It is time to praise queues and queuing. Nations like Russia or France organise grand parades of weaponry to celebrate their national feasts, but maybe the fading UK could celebrate its own being in one phenomenon which unites all four of the British nations: respect for the humble queue.
Admittedly, it would tax the most creative imagination to find some means of organising a celebration of the queue in Pall Mall or Princes Street to compete with a military parade on the Champs Elysées, but this platinum year is the ideal time to recognise the habit of queuing as Britain's great contribution to civilisation and democracy.
In this most hierarchical, class-ridden of all societies, the queue is a statement that all human beings, irrespective of gender, class or colour, are equal under the overcoat. A queue imposes an equality of chance arrival which overrides privileges of rank, wealth or birth. No other word than queue should be admitted. The Americans stand in line, but their word carries a sense of military discipline imposed by blustering officers requiring their charges to stand up straight, silently and obediently, waiting for orders. That's not the essence of the real British queue.
By some mysterious alchemy, each queue assumes a personality of its own, and no doubt some sociologist will be studying this process. I was drawn to realise the inner value of the queue in Glasgow last Saturday, en route for a vaccination. At one bus stop, a scurrilous fellow of plainly anarchist inclinations tried to jump on the bus ahead of his turn, but he was jeered and hauled off by the united force of the queuers.
A queue of law-abiding citizens merges to form a spontaneous personality which rejects all such conduct and to impose its own sanctions. The level of contempt reserved for the queue-jumper as an anti-democratic miscreant, a threat to British culture and society, is deep.

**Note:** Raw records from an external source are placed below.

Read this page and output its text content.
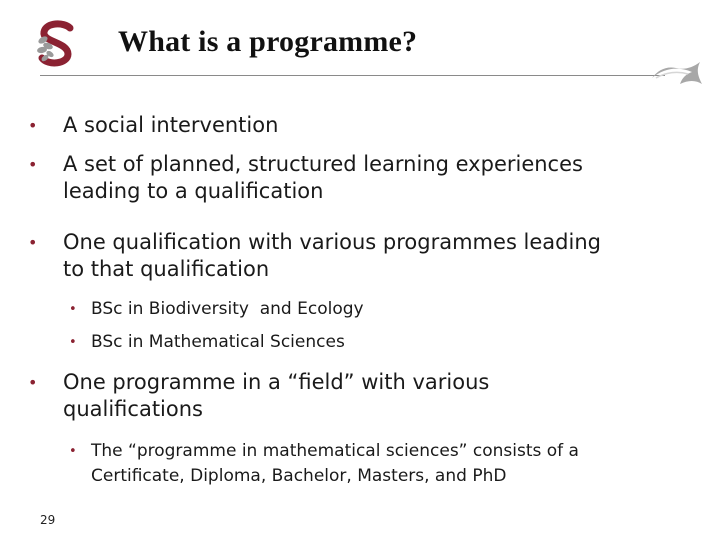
What is a programme?
• A social intervention
• A set of planned, structured learning experiences leading to a qualification
• One qualification with various programmes leading to that qualification
• BSc in Biodiversity  and Ecology
• BSc in Mathematical Sciences
• One programme in a “field” with various qualifications
• The “programme in mathematical sciences” consists of a Certificate, Diploma, Bachelor, Masters, and PhD
29
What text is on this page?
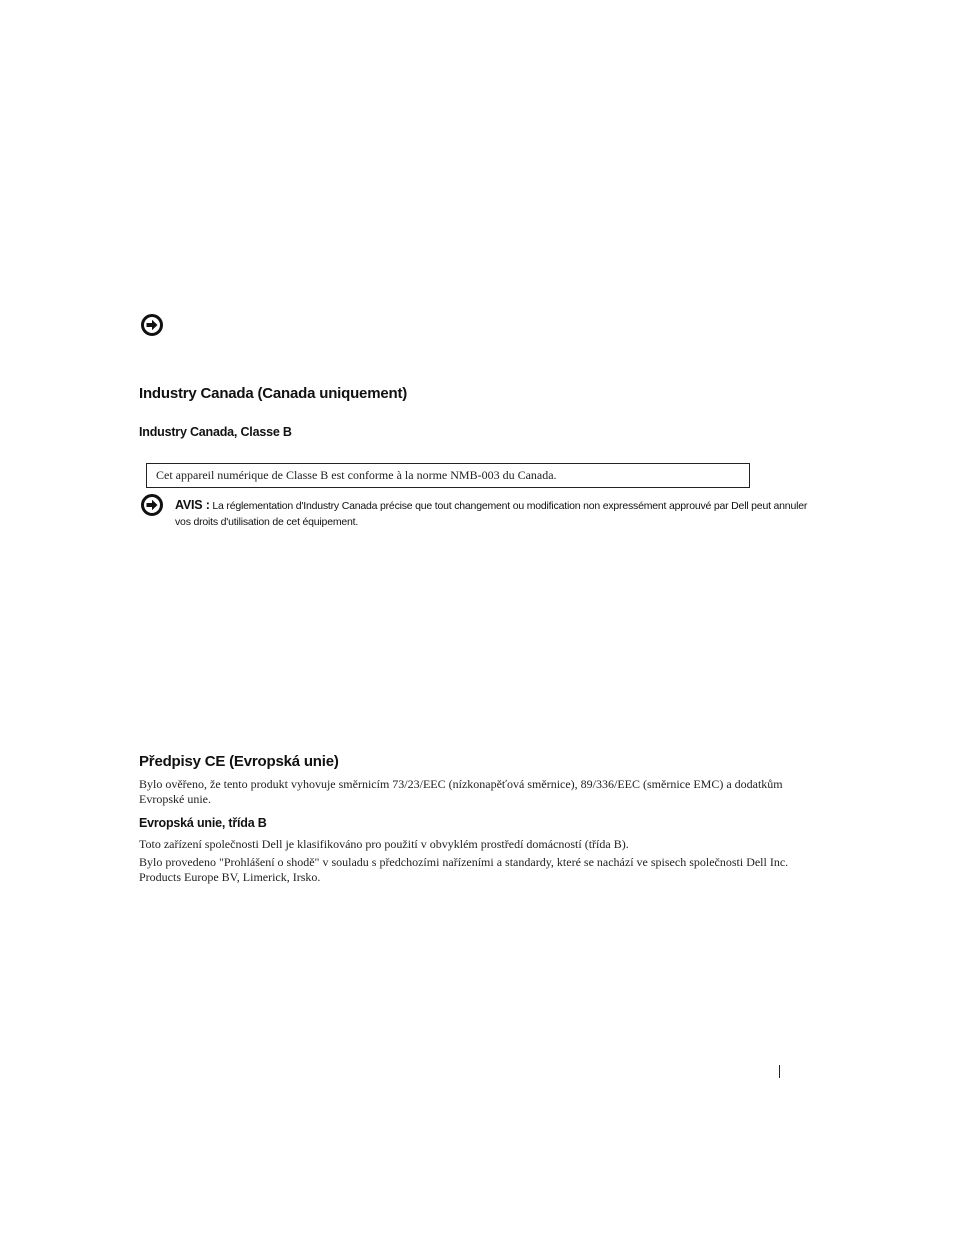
Industry Canada (Canada uniquement)
Industry Canada, Classe B
Cet appareil numérique de Classe B est conforme à la norme NMB-003 du Canada.
AVIS : La réglementation d'Industry Canada précise que tout changement ou modification non expressément approuvé par Dell peut annuler vos droits d'utilisation de cet équipement.
Předpisy CE (Evropská unie)
Bylo ověřeno, že tento produkt vyhovuje směrnicím 73/23/EEC (nízkonapěťová směrnice), 89/336/EEC (směrnice EMC) a dodatkům Evropské unie.
Evropská unie, třída B
Toto zařízení společnosti Dell je klasifikováno pro použití v obvyklém prostředí domácností (třída B).
Bylo provedeno "Prohlášení o shodě" v souladu s předchozími nařízeními a standardy, které se nachází ve spisech společnosti Dell Inc. Products Europe BV, Limerick, Irsko.
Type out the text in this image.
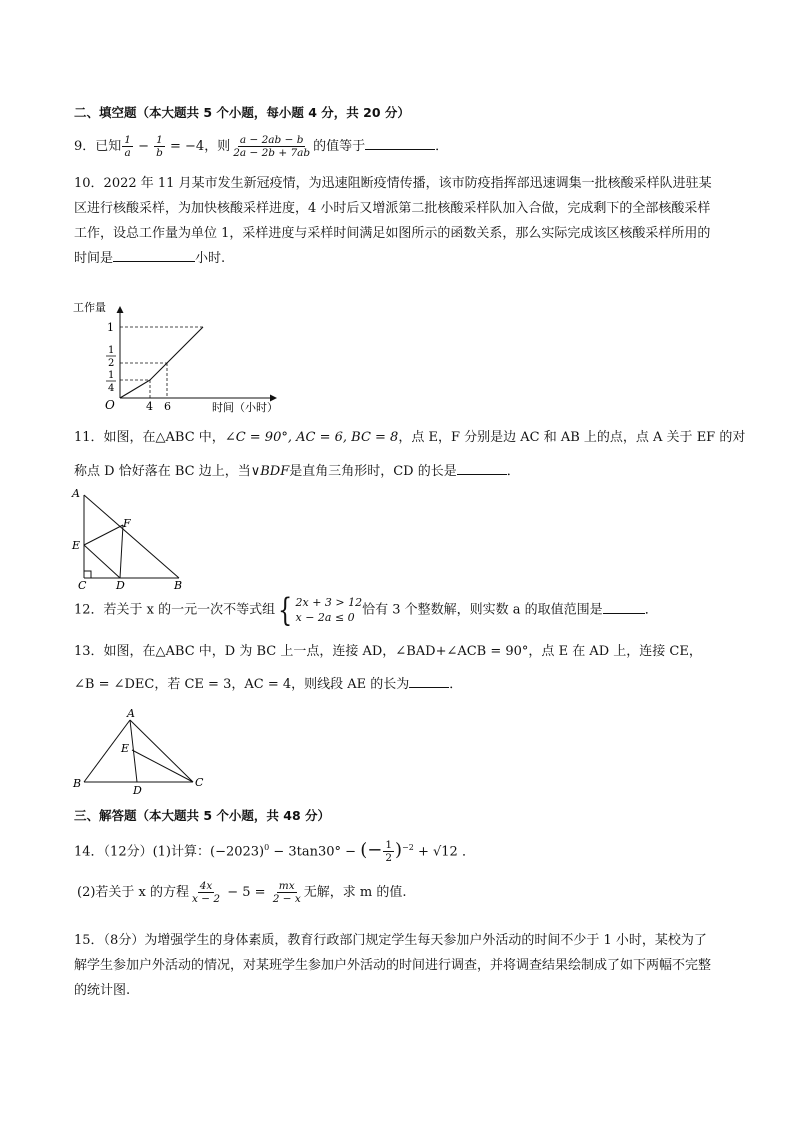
二、填空题（本大题共 5 个小题，每小题 4 分，共 20 分）
9．已知 $\frac{1}{a} - \frac{1}{b} = -4$，则 $\frac{a - 2ab - b}{2a - 2b + 7ab}$ 的值等于	．
10．2022 年 11 月某市发生新冠疫情，为迅速阻断疫情传播，该市防疫指挥部迅速调集一批核酸采样队进驻某区进行核酸采样，为加快核酸采样进度，4 小时后又增派第二批核酸采样队加入合做，完成剩下的全部核酸采样工作，设总工作量为单位 1，采样进度与采样时间满足如图所示的函数关系，那么实际完成该区核酸采样所用的时间是	小时.
工作量
时间（小时）
O
1
1
2
1
4
4 6
11．如图，在△ABC 中，∠C = 90°, AC = 6, BC = 8，点 E，F 分别是边 AC 和 AB 上的点，点 A 关于 EF 的对
称点 D 恰好落在 BC 边上，当∨BDF是直角三角形时，CD 的长是	．
A
E
F
C	D	B
12．若关于 x 的一元一次不等式组 { 2x + 3 > 12
x − 2a ≤ 0 恰有 3 个整数解，则实数 a 的取值范围是	．
13．如图，在△ABC 中，D 为 BC 上一点，连接 AD，∠BAD+∠ACB = 90°，点 E 在 AD 上，连接 CE，
∠B = ∠DEC，若 CE = 3，AC = 4，则线段 AE 的长为	．
A
E
B
D
C
三、解答题（本大题共 5 个小题，共 48 分）
14．（12分）(1)计算：$(-2023)^0 - 3\tan 30^\circ$ − (− $\frac{1}{2} )^{-2} + √12$ ．
(2)若关于 x 的方程 $\frac{4x}{x - 2} - 5 = \frac{mx}{2 - x}$ 无解，求 m 的值.
15．（8分）为增强学生的身体素质，教育行政部门规定学生每天参加户外活动的时间不少于 1 小时，某校为了解学生参加户外活动的情况，对某班学生参加户外活动的时间进行调查，并将调查结果绘制成了如下两幅不完整的统计图.
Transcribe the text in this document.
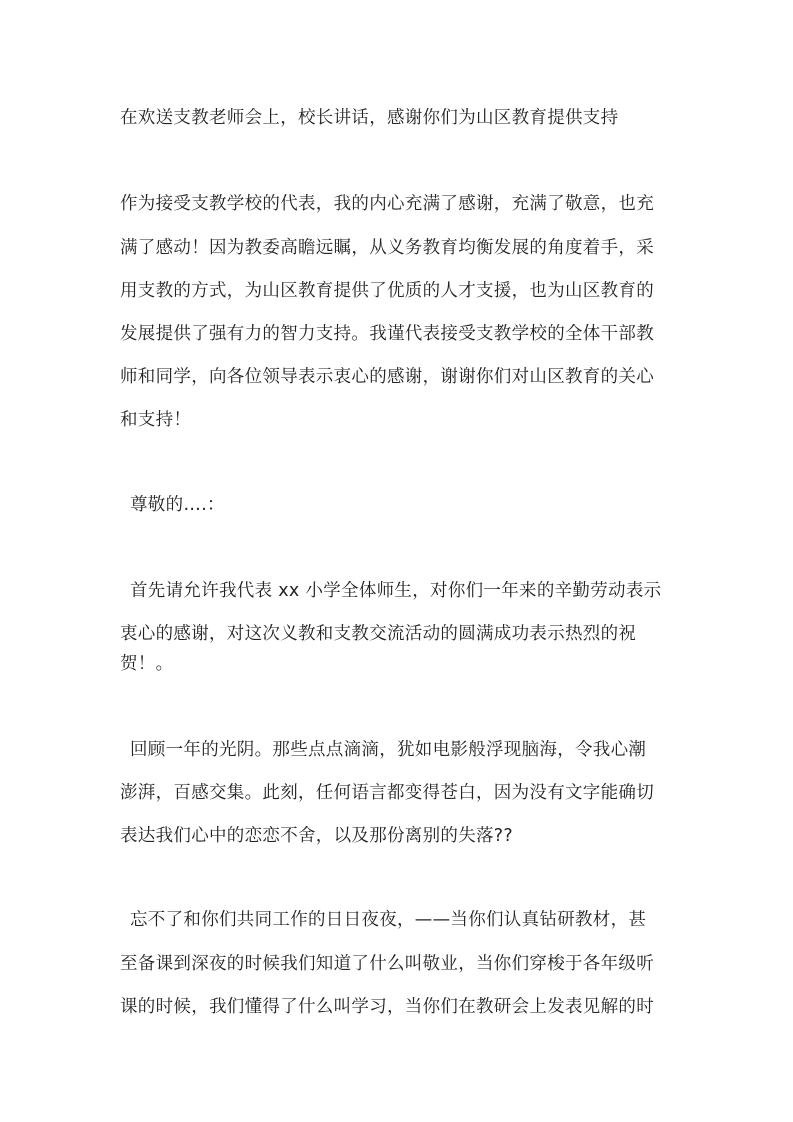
在欢送支教老师会上，校长讲话，感谢你们为山区教育提供支持
作为接受支教学校的代表，我的内心充满了感谢，充满了敬意，也充
满了感动！因为教委高瞻远瞩，从义务教育均衡发展的角度着手，采
用支教的方式，为山区教育提供了优质的人才支援，也为山区教育的
发展提供了强有力的智力支持。我谨代表接受支教学校的全体干部教
师和同学，向各位领导表示衷心的感谢，谢谢你们对山区教育的关心
和支持！
尊敬的….：
首先请允许我代表 xx 小学全体师生，对你们一年来的辛勤劳动表示
衷心的感谢，对这次义教和支教交流活动的圆满成功表示热烈的祝
贺！。
回顾一年的光阴。那些点点滴滴，犹如电影般浮现脑海，令我心潮
澎湃，百感交集。此刻，任何语言都变得苍白，因为没有文字能确切
表达我们心中的恋恋不舍，以及那份离别的失落??
忘不了和你们共同工作的日日夜夜，——当你们认真钻研教材，甚
至备课到深夜的时候我们知道了什么叫敬业，当你们穿梭于各年级听
课的时候，我们懂得了什么叫学习，当你们在教研会上发表见解的时
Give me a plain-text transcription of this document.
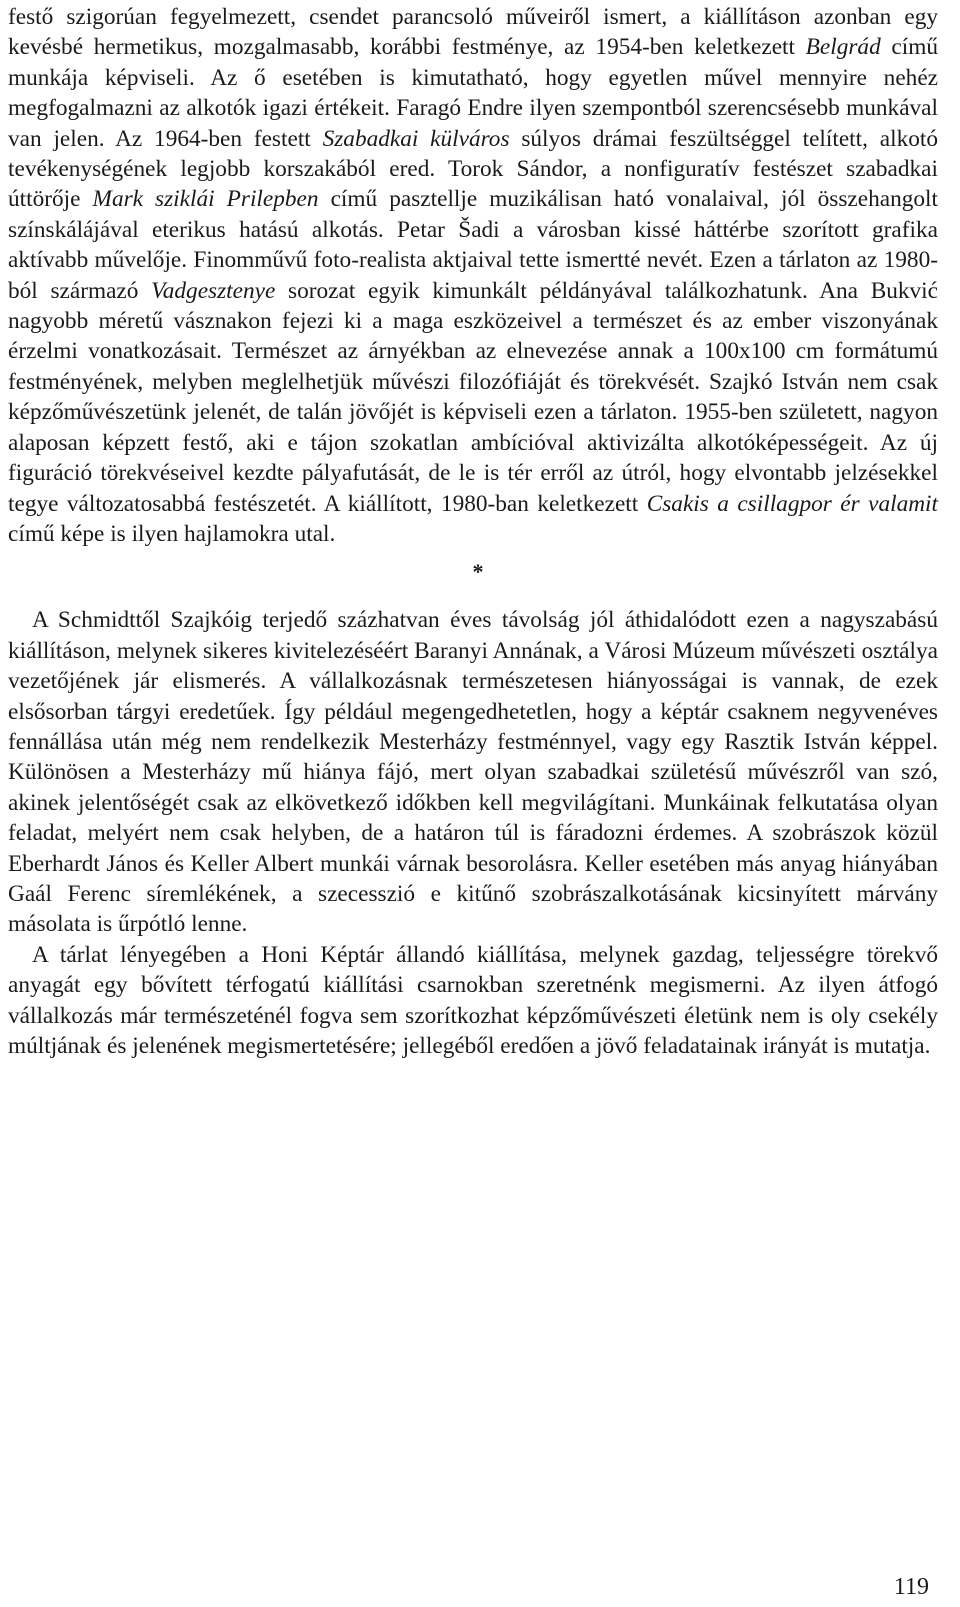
festő szigorúan fegyelmezett, csendet parancsoló műveiről ismert, a kiállításon azonban egy kevésbé hermetikus, mozgalmasabb, korábbi festménye, az 1954-ben keletkezett Belgrád című munkája képviseli. Az ő esetében is kimutatható, hogy egyetlen művel mennyire nehéz megfogalmazni az alkotók igazi értékeit. Faragó Endre ilyen szempontból szerencsésebb munkával van jelen. Az 1964-ben festett Szabadkai külváros súlyos drámai feszültséggel telített, alkotó tevékenységének legjobb korszakából ered. Torok Sándor, a nonfiguratív festészet szabadkai úttörője Mark sziklái Prilepben című pasztellje muzikálisan ható vonalaival, jól összehangolt színskálájával eterikus hatású alkotás. Petar Šadi a városban kissé háttérbe szorított grafika aktívabb művelője. Finomművű foto-realista aktjaival tette ismertté nevét. Ezen a tárlaton az 1980-ból származó Vadgesztenye sorozat egyik kimunkált példányával találkozhatunk. Ana Bukvić nagyobb méretű vásznakon fejezi ki a maga eszközeivel a természet és az ember viszonyának érzelmi vonatkozásait. Természet az árnyékban az elnevezése annak a 100x100 cm formátumú festményének, melyben meglelhetjük művészi filozófiáját és törekvését. Szajkó István nem csak képzőművészetünk jelenét, de talán jövőjét is képviseli ezen a tárlaton. 1955-ben született, nagyon alaposan képzett festő, aki e tájon szokatlan ambícióval aktivizálta alkotóképességeit. Az új figuráció törekvéseivel kezdte pályafutását, de le is tér erről az útról, hogy elvontabb jelzésekkel tegye változatosabbá festészetét. A kiállított, 1980-ban keletkezett Csakis a csillagpor ér valamit című képe is ilyen hajlamokra utal.

*

A Schmidttől Szajkóig terjedő százhatvan éves távolság jól áthidalódott ezen a nagyszabású kiállításon, melynek sikeres kivitelezéséért Baranyi Annának, a Városi Múzeum művészeti osztálya vezetőjének jár elismerés. A vállalkozásnak természetesen hiányosságai is vannak, de ezek elsősorban tárgyi eredetűek. Így például megengedhetetlen, hogy a képtár csaknem negyvenéves fennállása után még nem rendelkezik Mesterházy festménnyel, vagy egy Rasztik István képpel. Különösen a Mesterházy mű hiánya fájó, mert olyan szabadkai születésű művészről van szó, akinek jelentőségét csak az elkövetkező időkben kell megvilágítani. Munkáinak felkutatása olyan feladat, melyért nem csak helyben, de a határon túl is fáradozni érdemes. A szobrászok közül Eberhardt János és Keller Albert munkái várnak besorolásra. Keller esetében más anyag hiányában Gaál Ferenc síremlékének, a szecesszió e kitűnő szobrászalkotásának kicsinyített márvány másolata is űrpótló lenne.

A tárlat lényegében a Honi Képtár állandó kiállítása, melynek gazdag, teljességre törekvő anyagát egy bővített térfogatú kiállítási csarnokban szeretnénk megismerni. Az ilyen átfogó vállalkozás már természeténél fogva sem szorítkozhat képzőművészeti életünk nem is oly csekély múltjának és jelenének megismertetésére; jellegéből eredően a jövő feladatainak irányát is mutatja.

119
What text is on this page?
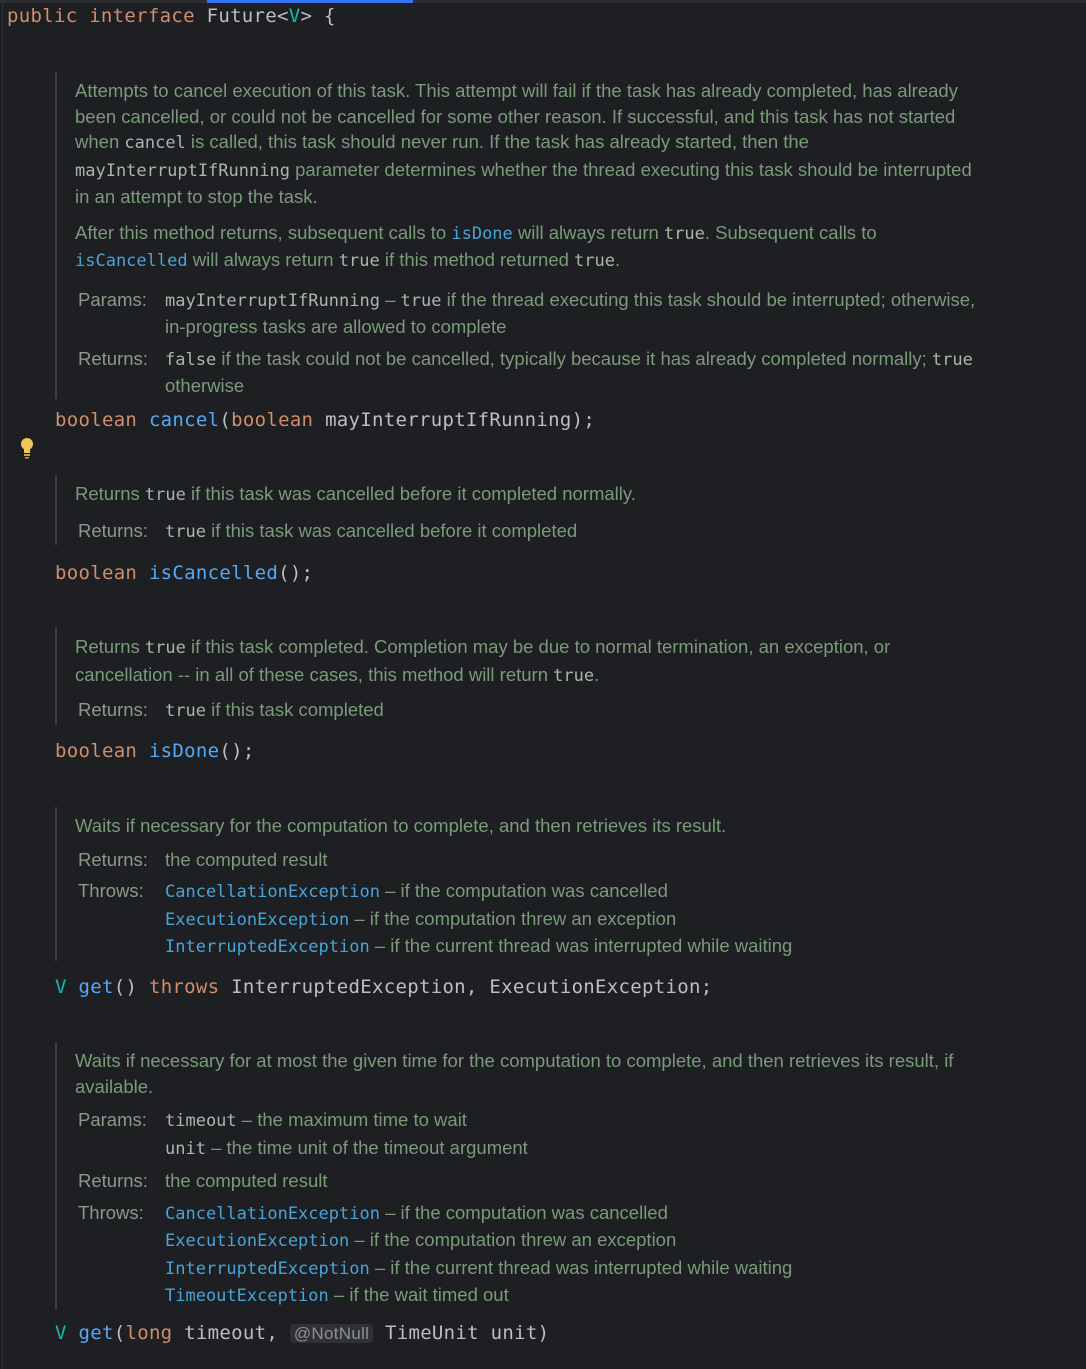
public interface Future<V> {

Attempts to cancel execution of this task. This attempt will fail if the task has already completed, has already been cancelled, or could not be cancelled for some other reason. If successful, and this task has not started when cancel is called, this task should never run. If the task has already started, then the mayInterruptIfRunning parameter determines whether the thread executing this task should be interrupted in an attempt to stop the task.

After this method returns, subsequent calls to isDone will always return true. Subsequent calls to isCancelled will always return true if this method returned true.

Params:	mayInterruptIfRunning – true if the thread executing this task should be interrupted; otherwise, in-progress tasks are allowed to complete
Returns:	false if the task could not be cancelled, typically because it has already completed normally; true otherwise
boolean cancel(boolean mayInterruptIfRunning);

Returns true if this task was cancelled before it completed normally.

Returns:	true if this task was cancelled before it completed
boolean isCancelled();

Returns true if this task completed. Completion may be due to normal termination, an exception, or cancellation -- in all of these cases, this method will return true.

Returns:	true if this task completed
boolean isDone();

Waits if necessary for the computation to complete, and then retrieves its result.

Returns: the computed result
Throws:	CancellationException – if the computation was cancelled
ExecutionException – if the computation threw an exception
InterruptedException – if the current thread was interrupted while waiting
V get() throws InterruptedException, ExecutionException;

Waits if necessary for at most the given time for the computation to complete, and then retrieves its result, if available.

Params:	timeout – the maximum time to wait
unit – the time unit of the timeout argument
Returns: the computed result
Throws:	CancellationException – if the computation was cancelled
ExecutionException – if the computation threw an exception
InterruptedException – if the current thread was interrupted while waiting
TimeoutException – if the wait timed out
V get(long timeout, @NotNull TimeUnit unit)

The British habit of queueing has long been a source of bafflement or even derision to our continental neighbours. I have heard comedy routines on foreign TV programmes on the queue, taken as a typical aspect of incomprehensible British ways, or even of a British submissiveness of character. It is a dastardly misjudgement.
An Italian or French pseudo-queue masks anarchy. A group of people at a bus stop in Rome are a bunch of jostlers waiting for the opportunity to push forward ahead of any laggardly, infirm, hesitant or simply courteous fellows. Britannia may no longer rule the waves, but let us celebrate conduct on land.